Richtiges Ausdauertraining ist gar nicht so schwer.
Dazu braucht ein Sportler nur einen guten Pulsmesser. Der Puls, auch Herzfrequenz genannt, zeigt an, wie hoch die momentane Belastung für das Herz ist. Mit einem Pulsmesser ist es auf diese Art möglich, den optimalen Trainingspuls zu ermitteln. Wer im Rahmen dieser Frequenz bleibt, verbrennt Kalorien und baut Muskelmasse auf. Eine Überlastung beim Training wird vermieden, was besonders Anfängern zugutekommt.

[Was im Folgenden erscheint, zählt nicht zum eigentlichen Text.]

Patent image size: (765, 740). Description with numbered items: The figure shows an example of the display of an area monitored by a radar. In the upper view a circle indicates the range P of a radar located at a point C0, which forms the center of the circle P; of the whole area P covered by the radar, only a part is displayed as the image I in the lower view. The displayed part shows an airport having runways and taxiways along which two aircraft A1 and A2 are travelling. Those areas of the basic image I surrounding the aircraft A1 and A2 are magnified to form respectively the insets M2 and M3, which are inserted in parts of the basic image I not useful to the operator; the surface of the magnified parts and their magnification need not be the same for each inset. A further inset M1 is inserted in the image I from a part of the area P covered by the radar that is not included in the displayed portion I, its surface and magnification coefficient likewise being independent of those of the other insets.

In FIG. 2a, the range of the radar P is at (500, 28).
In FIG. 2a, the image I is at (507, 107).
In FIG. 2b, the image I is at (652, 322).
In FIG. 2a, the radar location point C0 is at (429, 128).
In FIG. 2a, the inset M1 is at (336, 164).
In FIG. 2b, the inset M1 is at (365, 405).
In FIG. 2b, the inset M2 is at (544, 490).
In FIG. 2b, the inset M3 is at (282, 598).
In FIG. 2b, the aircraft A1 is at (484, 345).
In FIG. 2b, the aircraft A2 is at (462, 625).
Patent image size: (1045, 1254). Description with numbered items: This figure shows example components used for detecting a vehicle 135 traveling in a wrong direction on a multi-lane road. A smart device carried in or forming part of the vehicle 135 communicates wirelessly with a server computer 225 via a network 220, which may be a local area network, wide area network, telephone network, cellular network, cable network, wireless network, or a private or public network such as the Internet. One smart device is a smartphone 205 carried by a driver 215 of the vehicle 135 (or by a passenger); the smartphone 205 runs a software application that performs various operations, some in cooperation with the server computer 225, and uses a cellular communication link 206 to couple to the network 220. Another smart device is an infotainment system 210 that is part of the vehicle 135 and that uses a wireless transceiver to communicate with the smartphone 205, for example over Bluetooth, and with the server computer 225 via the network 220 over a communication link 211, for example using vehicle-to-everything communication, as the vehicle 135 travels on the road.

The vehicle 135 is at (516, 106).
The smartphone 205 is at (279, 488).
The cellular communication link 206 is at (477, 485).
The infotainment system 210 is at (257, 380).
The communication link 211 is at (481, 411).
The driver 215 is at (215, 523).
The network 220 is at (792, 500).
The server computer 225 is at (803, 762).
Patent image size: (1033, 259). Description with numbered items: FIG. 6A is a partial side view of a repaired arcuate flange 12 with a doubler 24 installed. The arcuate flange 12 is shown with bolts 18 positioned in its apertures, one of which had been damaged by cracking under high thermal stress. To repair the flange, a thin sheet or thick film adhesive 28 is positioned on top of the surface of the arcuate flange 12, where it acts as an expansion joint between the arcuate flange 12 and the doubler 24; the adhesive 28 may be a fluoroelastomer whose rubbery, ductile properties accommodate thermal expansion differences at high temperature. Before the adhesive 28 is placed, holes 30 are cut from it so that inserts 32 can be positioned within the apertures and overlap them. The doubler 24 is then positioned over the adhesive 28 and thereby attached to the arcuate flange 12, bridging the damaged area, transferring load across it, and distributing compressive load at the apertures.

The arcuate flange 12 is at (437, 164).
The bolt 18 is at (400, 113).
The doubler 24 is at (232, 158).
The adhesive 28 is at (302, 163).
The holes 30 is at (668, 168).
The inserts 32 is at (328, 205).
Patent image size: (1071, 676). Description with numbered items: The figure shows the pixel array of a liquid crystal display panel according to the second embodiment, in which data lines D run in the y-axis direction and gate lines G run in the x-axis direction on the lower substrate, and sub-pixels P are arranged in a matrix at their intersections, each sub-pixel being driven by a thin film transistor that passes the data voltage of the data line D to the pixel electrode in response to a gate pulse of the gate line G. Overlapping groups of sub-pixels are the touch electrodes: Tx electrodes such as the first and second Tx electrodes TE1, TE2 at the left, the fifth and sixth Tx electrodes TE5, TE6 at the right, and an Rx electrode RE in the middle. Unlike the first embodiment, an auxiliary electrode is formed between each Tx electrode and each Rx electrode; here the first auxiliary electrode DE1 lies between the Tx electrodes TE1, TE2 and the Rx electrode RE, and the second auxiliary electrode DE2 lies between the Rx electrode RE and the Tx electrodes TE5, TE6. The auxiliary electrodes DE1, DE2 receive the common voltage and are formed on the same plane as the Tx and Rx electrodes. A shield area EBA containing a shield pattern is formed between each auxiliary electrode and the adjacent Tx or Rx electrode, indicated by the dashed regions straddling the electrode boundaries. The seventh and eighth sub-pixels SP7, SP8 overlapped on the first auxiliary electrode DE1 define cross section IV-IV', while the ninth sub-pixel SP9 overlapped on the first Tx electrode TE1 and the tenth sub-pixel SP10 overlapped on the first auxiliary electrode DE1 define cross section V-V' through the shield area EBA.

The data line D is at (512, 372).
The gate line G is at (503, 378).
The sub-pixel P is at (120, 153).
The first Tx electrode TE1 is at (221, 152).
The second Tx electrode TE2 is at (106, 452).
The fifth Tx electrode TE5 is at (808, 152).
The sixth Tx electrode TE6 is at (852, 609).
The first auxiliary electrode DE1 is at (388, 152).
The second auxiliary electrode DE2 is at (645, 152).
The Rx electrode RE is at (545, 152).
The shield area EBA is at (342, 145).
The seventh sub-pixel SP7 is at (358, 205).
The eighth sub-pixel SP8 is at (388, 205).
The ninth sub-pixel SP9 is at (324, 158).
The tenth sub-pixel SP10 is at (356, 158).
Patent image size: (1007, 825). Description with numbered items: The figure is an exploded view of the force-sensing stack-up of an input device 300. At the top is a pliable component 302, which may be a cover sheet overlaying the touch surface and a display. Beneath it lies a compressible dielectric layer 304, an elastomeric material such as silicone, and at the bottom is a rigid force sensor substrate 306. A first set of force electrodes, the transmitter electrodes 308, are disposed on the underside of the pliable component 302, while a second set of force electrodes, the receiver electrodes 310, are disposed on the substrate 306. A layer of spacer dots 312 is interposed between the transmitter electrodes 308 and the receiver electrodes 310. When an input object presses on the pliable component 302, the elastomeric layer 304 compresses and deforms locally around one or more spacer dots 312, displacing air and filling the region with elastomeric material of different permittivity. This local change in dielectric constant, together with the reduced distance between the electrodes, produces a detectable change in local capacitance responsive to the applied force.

Pulsmesser mit Funk für mehr Komfort
Egal ob Polar Pulsuhr oder Brustgurt, Pulsmesser arbeiten alle nach demselben Prinzip. Sie messen den Puls des Sportlers und unterscheiden sich dabei nur durch ihren Komfort für den Träger.
Am einfachsten ist eine Pulsuhr. Zum Messen müssen nur zwei Finder auf die Sensoren gelegt werden. Allerdings ist das während des Ausdauertrainings oft reichlich umständlich.
Mehr Bequemlichkeit verspricht ein Pulsmesser mit Brustgurt. Der Gurt wird unter der Brust angelegt und die darin enthaltenen Elektroden übertragen die Messwerte auf ein Gerät am Handgelenk. Dort können sie dann bequem abgelesen werden. Je nach Pulsmesser kann die Datenübertragung fehlerhaft sein, weil die Signalstärke einfach zu schwach ist. Dann reicht schon eine Regenjacke über der Laufbekleidung, um die Funkverbindung zu stören. Auch Störungen von außen durch Starkstromleitungen, Funkmasten oder andere Pulsmesser sind möglich. Nur die Oberklasse dieser Geräte kommt mit einer störungsfreien Funkübertragung daher. Diese Pulsmesser kosten dann aber auch gleich einiges mehr.
Sinnvolles Zubehör und wichtige Auswahlkriterien
Viele Pulsmesser beschränken sich heute nicht mehr rein auf die Messung der Herzfrequenz. Sie ermitteln außerdem Dinge wie den Ruhepuls und den optimaler Trainingsbereich. Ein Warnton macht den Sportler auf Über- oder Unterschreitung dieses aeroben Bereichs aufmerksam.
Manche Geräte zeichnen mit zusätzlichem GPS-Sensor Geschwindigkeit, Dauer und zurückgelegte Entfernung auf, erstellen einen Trainingsplan und werten ihn anschließend aus.
Manche Pulsmesser lassen sich auch mit dem Computer verbinden. Das hat den Vorteil, dass die ermittelten Daten bequem am heimischen PC ausgewertet werden können. Spezielle Software hilft beim Verwalten und Planen. Dadurch wird der Pulsmesser zu einem Personal Coach für die eigene Fitness.
Egal, welcher Pulsmesser es am Ende ist, vor dem Kauf sollte das Gerät genau unter die Lupe genommen werden. Die einzelnen Funktionen können je nach Geschmack und Bedarf ausgesucht werden. Einige Anforderungen sollte jedoch jeder gute Pulsmesser erfüllen.
Der erste Punkt ist die schon angesprochene Funkübertragung. Sie sollte wenig störanfällig sein und die Daten sauber übermitteln. Wichtig sind auch der Tragekomfort und das Gewicht des Pulsmessers. Manche Geräte sind sehr klobig und schwer und wirken eher störend. Das gleiche gilt für die Benutzerfreundlichkeit. Manchmal ist es sehr umständlich, einen Pulsmesser zu programmieren und zwischen den einzelnen Modi hin- und herzuschalten. Hier kann das Ausprobieren im Fachgeschäft hilfreich sein. Auch zahlreiche Testergebnisse und Erfahrungsberichte im Web bieten eine gute Orientierungshilfe für den Käufer.